Regia di John Curran vedi scheda film
«Perché no» è l’unica risposta di Robyn Davidson a chi le chiede conto del suo folle proposito. «Per dimostrare che chiunque può fare qualunque cosa» è il massimo che si può ottenere, con un po’ d’insistenza. Chiunque: una ragazza di 25 anni, negli anni 70 dello scorso secolo, senza alcuna preparazione o esperienza. Qualunque cosa: attraversare in solitaria 1.700 miglia di deserto australiano, con l’unica compagnia di quattro cammelli e un cane. All’apparente mancanza di scopo dei suoi coetanei, Robyn risponde con un’impresa altrettanto insensata, perseguita con tenace e perfino fastidiosa cocciutaggine, senza la premeditazione ideologica di Into the Wild (che pure evoca, per affinità).
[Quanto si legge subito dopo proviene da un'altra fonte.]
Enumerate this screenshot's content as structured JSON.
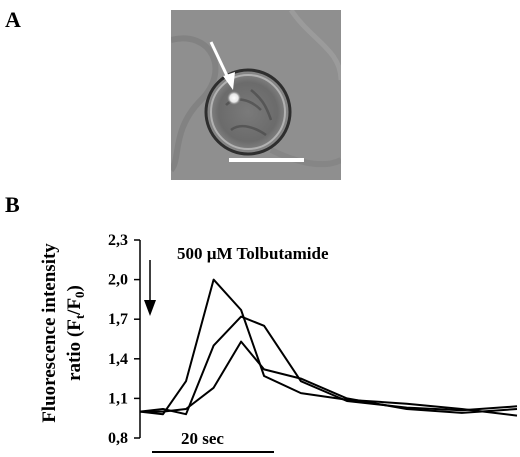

Il film di Curran funziona meglio quando assedia quest’assenza di spiegazione, pedinando la sua protagonista nella difficoltosa organizzazione del viaggio, tra scetticismi collettivi e aperte ostilità. Poi si dimentica di assecondare la sua urgenza di silenzio e solitudine, soffocandola con una colonna sonora orchestrale, sprofondandola dentro abbacinanti paesaggi che conservano lo stesso spessore di una cartolina. Il sole batte forte sul capo determinato di Mia Wasikowsa, ma fallisce nel rivelare le zone d’ombra dietro le sue cicatrici. E nello sgranare le tappe del suo cammino, ripropone su grande schermo l’effetto del reportage National Geographic che documentò la storia vera di Robyn Davidson, confondendo l’aneddotica (pur visivamente splendida) con l’universalità dell’avventura.